Pregnant women in prison in the early Franco period were beaten badly, often with the intention of causing an abortion. Pregnant women would be forced to give birth in unsanitary prison conditions, and infant mortality was a problem with many infants dying. At the Nationalist run women's only Las Ventas Model prison in Madrid, many women in prison were raped by guards and became pregnant as a result. This had swollen the size of the prison to include a further 12,000 Republican child prisoners.

María Topete Fernández was part of prison leadership at the Prison for Nursing Mothers in Madrid. Held up as a model for being the first of its kind in Europe, the prison had problems with infant mortality. While the Law of Maternal and Infant Health in June 1941 reduced infant deaths by a small fraction, imprisoned Republican women would not see any improved rates until 1943, significant improvements occurring only in 1952 when the prison's rationing system was abandoned.

== Stolen children ==

In November 1940, the Ministry of the Interior published a decree on war orphans, namely the children of parents shot or missing (exiles, forgotten in prisons, fugitives and clandestine cases), according to which only "irreproachable persons under religious, ethical and national considerations" could obtain their guardianship. In December 1941, a law allowed children who did not remember their name, who had been repatriated or whose parents could not be located, to be entered in the Civil Registry under a new name. This facilitated irregular adoption. The practice extended through the entire period of the Franco dictatorship.
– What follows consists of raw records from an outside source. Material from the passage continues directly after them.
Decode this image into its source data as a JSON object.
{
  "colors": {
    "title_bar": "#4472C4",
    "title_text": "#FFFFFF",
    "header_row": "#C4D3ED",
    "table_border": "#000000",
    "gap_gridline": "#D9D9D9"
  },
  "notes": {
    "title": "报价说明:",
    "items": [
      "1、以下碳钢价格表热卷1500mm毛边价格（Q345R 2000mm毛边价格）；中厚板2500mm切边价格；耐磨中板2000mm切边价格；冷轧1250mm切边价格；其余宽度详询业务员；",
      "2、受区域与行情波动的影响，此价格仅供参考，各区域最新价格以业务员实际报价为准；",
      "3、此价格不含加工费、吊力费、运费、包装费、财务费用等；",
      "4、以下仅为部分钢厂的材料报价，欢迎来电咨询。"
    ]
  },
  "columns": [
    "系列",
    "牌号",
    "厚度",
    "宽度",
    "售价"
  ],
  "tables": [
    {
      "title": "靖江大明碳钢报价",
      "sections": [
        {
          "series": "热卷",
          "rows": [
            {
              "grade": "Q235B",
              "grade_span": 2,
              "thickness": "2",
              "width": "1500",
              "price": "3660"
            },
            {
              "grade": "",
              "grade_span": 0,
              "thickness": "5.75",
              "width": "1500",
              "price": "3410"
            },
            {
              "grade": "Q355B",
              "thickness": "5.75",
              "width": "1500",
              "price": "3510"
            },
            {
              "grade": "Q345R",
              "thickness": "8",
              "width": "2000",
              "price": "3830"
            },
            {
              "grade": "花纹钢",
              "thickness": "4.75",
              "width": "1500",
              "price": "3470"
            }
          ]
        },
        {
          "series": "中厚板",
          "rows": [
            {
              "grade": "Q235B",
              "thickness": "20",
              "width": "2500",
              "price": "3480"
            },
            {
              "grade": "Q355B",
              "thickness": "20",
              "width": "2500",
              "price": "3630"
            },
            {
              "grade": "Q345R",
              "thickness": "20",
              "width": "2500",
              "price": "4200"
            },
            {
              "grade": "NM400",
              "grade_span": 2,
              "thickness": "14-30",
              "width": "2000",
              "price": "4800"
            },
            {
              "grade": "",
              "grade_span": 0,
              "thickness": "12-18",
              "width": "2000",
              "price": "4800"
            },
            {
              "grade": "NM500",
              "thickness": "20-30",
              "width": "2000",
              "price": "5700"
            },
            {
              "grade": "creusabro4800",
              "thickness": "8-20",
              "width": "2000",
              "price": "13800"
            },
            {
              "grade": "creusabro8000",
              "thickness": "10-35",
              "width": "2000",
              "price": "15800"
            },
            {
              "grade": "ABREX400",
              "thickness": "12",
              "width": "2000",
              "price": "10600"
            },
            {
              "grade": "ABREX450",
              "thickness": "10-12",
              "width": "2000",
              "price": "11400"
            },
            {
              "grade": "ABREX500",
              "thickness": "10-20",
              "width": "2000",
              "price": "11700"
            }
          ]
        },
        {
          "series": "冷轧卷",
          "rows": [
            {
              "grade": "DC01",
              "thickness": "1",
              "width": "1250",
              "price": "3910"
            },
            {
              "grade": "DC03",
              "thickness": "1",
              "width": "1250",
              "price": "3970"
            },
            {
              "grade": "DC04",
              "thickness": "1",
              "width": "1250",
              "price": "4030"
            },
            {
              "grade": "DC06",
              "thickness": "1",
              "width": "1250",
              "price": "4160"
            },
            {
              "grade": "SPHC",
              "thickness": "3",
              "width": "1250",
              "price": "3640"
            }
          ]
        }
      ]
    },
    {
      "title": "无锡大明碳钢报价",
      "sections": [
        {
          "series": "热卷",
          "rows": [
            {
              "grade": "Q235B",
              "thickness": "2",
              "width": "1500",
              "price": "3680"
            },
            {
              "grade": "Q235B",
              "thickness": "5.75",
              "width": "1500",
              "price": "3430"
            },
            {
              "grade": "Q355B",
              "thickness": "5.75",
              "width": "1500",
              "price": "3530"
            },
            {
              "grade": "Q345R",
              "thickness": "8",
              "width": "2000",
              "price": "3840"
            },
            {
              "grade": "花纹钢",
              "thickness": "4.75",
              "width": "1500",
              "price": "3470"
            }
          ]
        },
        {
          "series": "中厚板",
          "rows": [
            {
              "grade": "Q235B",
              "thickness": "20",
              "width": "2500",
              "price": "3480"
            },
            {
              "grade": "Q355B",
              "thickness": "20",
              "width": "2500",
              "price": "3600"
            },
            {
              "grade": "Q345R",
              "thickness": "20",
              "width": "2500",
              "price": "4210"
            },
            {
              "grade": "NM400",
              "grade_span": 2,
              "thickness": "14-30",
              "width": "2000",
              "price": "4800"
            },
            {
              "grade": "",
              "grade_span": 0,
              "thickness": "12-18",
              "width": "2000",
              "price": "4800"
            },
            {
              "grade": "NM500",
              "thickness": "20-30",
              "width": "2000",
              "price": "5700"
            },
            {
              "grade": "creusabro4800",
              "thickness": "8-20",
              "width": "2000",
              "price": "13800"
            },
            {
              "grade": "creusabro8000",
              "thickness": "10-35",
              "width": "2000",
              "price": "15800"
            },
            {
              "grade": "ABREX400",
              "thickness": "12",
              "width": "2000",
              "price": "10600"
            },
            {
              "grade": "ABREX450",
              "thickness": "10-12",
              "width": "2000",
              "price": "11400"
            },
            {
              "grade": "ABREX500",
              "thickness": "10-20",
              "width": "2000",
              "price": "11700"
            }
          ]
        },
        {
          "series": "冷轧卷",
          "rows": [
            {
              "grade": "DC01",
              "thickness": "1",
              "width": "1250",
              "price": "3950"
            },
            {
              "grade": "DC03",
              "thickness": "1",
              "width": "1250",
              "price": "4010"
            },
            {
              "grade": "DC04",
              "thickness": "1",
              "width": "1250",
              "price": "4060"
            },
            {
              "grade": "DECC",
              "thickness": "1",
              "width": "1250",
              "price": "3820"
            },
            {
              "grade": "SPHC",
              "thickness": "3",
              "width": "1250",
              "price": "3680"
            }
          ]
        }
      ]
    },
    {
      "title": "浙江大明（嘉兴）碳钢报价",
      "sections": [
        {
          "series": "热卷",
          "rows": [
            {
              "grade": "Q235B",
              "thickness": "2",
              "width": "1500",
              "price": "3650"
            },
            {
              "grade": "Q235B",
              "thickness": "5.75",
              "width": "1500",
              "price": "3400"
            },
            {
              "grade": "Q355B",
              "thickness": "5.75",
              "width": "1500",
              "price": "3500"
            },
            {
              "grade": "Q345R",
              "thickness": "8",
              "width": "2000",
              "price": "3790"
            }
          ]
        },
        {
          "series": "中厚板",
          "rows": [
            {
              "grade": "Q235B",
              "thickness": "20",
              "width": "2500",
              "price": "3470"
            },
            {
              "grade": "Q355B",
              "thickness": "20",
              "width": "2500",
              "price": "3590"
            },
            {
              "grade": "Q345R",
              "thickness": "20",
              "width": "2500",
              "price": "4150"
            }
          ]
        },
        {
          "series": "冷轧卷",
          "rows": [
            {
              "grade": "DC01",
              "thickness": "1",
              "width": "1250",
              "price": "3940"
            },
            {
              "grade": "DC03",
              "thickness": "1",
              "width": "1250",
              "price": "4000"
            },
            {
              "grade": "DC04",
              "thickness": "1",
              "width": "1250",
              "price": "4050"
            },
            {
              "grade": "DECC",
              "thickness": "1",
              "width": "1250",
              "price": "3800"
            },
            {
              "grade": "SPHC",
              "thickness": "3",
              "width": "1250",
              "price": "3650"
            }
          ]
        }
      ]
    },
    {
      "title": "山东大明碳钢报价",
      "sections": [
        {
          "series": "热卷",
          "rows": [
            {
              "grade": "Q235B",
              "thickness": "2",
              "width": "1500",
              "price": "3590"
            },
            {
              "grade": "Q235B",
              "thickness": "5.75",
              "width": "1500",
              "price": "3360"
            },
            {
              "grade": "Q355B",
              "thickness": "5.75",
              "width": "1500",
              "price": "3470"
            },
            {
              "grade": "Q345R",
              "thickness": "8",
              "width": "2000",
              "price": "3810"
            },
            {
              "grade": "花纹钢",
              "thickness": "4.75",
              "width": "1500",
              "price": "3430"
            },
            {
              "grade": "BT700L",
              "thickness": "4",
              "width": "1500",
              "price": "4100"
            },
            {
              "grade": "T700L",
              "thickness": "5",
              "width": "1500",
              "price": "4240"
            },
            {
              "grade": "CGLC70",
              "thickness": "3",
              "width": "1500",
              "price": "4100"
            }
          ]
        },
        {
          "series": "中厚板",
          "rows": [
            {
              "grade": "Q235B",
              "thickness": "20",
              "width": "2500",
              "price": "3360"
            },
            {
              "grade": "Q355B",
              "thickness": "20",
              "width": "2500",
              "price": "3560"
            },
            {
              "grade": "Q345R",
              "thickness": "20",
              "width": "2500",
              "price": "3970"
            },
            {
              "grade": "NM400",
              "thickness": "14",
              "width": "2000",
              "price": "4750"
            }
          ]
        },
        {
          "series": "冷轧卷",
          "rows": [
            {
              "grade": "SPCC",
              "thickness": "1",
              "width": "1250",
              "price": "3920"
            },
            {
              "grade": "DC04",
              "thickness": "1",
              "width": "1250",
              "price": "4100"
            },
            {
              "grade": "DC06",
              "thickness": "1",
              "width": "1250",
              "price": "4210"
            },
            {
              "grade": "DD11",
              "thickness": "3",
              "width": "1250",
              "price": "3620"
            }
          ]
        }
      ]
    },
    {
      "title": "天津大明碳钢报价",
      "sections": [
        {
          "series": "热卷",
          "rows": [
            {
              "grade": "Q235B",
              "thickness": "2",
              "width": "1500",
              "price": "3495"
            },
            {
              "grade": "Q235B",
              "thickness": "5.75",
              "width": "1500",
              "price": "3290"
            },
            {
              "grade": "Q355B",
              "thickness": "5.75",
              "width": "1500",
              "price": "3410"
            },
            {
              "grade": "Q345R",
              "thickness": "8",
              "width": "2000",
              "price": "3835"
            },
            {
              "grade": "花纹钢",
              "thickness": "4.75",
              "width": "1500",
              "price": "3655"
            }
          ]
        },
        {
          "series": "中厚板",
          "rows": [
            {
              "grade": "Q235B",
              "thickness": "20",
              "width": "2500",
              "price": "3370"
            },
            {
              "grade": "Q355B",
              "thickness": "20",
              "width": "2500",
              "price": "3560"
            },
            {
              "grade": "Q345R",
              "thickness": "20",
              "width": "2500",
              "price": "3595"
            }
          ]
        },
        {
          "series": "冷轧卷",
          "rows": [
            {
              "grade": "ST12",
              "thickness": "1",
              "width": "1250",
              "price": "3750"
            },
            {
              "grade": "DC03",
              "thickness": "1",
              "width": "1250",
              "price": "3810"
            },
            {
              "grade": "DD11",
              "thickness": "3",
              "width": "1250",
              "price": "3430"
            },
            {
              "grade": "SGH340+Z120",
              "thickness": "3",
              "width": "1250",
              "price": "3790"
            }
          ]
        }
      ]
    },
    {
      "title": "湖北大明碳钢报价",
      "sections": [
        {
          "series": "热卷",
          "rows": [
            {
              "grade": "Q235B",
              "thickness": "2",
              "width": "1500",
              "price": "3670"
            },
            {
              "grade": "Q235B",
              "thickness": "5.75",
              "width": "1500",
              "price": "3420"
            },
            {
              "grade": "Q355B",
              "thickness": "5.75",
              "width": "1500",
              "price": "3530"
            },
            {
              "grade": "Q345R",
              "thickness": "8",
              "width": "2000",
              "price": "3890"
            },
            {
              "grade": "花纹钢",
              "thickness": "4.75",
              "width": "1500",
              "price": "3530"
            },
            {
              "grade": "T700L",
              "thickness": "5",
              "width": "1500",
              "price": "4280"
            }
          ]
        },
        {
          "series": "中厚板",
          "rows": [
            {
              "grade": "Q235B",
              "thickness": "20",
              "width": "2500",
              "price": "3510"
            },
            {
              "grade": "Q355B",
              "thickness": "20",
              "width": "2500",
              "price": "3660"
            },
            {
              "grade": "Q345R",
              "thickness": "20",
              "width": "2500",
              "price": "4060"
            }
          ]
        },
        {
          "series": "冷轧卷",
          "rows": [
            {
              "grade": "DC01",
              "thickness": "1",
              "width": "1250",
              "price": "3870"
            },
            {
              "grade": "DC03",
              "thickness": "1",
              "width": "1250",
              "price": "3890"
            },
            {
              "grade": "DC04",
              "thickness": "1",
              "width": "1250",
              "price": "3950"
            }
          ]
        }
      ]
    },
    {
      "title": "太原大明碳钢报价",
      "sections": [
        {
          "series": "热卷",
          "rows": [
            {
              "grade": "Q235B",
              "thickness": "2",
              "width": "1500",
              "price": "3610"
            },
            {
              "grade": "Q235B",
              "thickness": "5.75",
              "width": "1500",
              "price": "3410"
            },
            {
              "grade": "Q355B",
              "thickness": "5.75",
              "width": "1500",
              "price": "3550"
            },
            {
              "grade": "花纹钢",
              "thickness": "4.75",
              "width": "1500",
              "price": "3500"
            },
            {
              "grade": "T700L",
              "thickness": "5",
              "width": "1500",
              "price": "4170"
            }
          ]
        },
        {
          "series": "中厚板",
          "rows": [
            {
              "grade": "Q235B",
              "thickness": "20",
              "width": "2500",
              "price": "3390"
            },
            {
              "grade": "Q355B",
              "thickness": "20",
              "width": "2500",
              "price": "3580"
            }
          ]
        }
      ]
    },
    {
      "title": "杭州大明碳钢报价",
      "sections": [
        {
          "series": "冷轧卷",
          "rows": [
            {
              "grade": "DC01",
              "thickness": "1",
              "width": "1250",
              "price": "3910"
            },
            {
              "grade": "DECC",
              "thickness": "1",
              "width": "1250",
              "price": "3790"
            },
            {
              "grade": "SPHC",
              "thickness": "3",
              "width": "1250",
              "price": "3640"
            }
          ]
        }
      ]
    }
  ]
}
The order of instruction made by Criminal Investigation Court No. 5 of the Spanish National Audience put the number of children of republican detainees whose identities were supposedly changed in the Civil Registry and who were delivered to families supporting the Francoist regime at 30,960 in the period between 1944 and 1954. Spanish associations put the number of stolen children between 1940 and 1990 at closer to 300,000. According to a study published by Ricard Vinyes, between 1944 and 1945, the Patronage of San Pablo accounted for 30,000 children of incarcerated and exiled children, to whom 12,000 would have to be added, protected by the Patronato de la Merced.

In its declaration condemning the Franco dictatorship of 17 March 2006 (Recommendation 1736, points 72, 73, 74 and 75), the Council of Europe said that the "lost children" are victims of Francoism, since their "surnames they were modified to allow their adoption by families addicted to the regime". It also affirmed that " the Franco regime invoked the 'protection of minors', but the idea that applied to this protection was not distinguished from a punitive regime", and that "they were frequently separated from the other categories of children interned in State Institutions and subjected to physical and psychological abuse".

== Children of prisoners ==

Children of prisoners were taught in Catholic schools, as part of efforts to indoctrinate them in regime ideology, that their parents were in prison because they were traitors to the state. On the orders of Antonio Vallejo Nágera, children of women at Madrid's women-only Las Ventas prison were removed from their mothers and put into orphanages in order to prevent them being contaminated by "Marxist fanaticism."

The regime encouraged the separation of children from their mothers when they were imprisoned. When children born in prison reached three years of age (which was not common when they intentionally received a hypocaloric diet that caused high mortality), and when there were no relatives who could take care of them, they were "protected" by the Feminine Section of the Falange, and in particular the Patterns of Redemption of Penalties that were charged with educating the children of the detainees.